The cytotoxicity of compounds 1–4 was assayed with a modification of the MTT [3-(4,5-dimethylthiazol-2-yl)-2,5-diphenyltetrazolium bromide] colorimetric method. Cytotoxicity assays were carried out according to previously described procedures [22,23].

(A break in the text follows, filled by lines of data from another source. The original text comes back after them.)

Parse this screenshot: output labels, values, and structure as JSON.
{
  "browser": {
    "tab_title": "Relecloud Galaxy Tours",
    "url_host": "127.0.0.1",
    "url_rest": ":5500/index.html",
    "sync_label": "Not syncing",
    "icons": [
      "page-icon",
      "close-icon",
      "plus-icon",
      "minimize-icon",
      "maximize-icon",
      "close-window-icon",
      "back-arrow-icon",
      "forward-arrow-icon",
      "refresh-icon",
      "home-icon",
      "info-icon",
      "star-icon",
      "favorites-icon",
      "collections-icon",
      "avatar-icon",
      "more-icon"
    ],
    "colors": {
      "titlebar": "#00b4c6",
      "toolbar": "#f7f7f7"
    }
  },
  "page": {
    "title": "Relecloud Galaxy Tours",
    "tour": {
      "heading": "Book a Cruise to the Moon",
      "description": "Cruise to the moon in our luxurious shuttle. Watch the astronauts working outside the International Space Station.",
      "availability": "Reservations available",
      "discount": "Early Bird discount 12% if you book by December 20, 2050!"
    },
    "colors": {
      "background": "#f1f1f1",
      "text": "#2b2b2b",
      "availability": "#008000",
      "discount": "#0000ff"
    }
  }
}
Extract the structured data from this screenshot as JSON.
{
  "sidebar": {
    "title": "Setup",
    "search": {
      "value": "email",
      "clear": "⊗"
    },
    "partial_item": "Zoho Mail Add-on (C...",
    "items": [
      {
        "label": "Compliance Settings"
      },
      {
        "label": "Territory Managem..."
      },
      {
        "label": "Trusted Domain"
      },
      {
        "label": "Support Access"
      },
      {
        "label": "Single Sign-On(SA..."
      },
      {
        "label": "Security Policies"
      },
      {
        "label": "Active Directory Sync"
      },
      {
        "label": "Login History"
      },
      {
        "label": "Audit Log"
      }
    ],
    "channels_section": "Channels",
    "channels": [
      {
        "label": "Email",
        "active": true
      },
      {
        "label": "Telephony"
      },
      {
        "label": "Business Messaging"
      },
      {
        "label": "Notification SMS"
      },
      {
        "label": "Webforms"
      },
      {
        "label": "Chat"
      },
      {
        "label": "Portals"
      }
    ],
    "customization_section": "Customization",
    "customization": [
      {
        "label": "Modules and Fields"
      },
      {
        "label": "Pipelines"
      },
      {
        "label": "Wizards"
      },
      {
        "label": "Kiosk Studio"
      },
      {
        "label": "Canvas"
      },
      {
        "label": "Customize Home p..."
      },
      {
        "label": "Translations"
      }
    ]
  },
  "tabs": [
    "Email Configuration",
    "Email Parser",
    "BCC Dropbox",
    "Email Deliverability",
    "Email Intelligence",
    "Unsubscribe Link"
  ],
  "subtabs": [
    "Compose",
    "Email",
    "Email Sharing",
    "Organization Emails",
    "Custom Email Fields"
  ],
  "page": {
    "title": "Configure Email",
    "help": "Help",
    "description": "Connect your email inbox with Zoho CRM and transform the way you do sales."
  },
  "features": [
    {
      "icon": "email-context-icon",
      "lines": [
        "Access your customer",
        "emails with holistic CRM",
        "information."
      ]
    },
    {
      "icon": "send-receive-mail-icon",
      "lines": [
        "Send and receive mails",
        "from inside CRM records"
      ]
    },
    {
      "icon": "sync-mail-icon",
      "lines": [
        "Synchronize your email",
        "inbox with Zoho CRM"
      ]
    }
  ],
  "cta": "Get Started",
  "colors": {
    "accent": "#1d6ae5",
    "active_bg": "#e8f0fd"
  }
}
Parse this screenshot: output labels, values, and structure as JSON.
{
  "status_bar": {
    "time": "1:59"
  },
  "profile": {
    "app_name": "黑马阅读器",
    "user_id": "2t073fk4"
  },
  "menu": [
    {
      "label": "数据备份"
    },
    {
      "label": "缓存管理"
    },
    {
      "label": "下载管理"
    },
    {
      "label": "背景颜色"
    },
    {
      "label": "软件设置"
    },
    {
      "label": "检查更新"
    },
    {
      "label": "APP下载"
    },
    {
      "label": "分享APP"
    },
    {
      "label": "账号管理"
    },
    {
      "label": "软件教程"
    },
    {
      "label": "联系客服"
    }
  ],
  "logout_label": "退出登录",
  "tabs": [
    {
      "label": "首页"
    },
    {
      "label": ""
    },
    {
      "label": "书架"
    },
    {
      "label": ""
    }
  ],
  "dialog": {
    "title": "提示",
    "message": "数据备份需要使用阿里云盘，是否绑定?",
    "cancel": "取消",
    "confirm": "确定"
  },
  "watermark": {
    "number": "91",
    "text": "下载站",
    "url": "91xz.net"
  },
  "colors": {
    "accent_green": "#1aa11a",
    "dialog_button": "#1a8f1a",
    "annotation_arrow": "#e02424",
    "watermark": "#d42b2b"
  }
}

Superoxide Anion Generation and Elastase Release by Human Neutrophils

Human neutrophils were obtained by means of dextran sedimentation and Ficoll centrifugation. Measurements of superoxide anion generation and elastase release were carried out according to previously described procedures [24,25]. Briefly, superoxide anion production was assayed by monitoring the superoxide dismutase-inhibitable reduction of ferricytochrome c. Elastase release experiments were performed using MeO-Suc-Ala-Ala-Pro-Valp-nitroanilide as the elastase substrate.

Conclusions

In previous studies, a series of cembrane-type diterpenoids of potential medical interest were isolated from octocorals belonging to the genus Lobophytum. All corals, including reef-building corals and soft corals, are considered threatened species due to global climate change and habitat destruction. Therefore, the maintenance and culture of these interesting marine invertebrates as sources of new natural products of potential medical relevance is important. In our continuing search for novel substances from marine organisms originally collected from the Indo-Pacific Ocean, the hope is to identify extracts that exhibit interesting bioactivity. As an example, the bioactive cembranoid lobocrassin B (2) was isolated in this study. L. crassum was collected and transplanted back to tanks equipped with a flow-through sea water system. Advanced bioactivity testing for this compound will be carried out if sufficient material can be collected from culture-type species.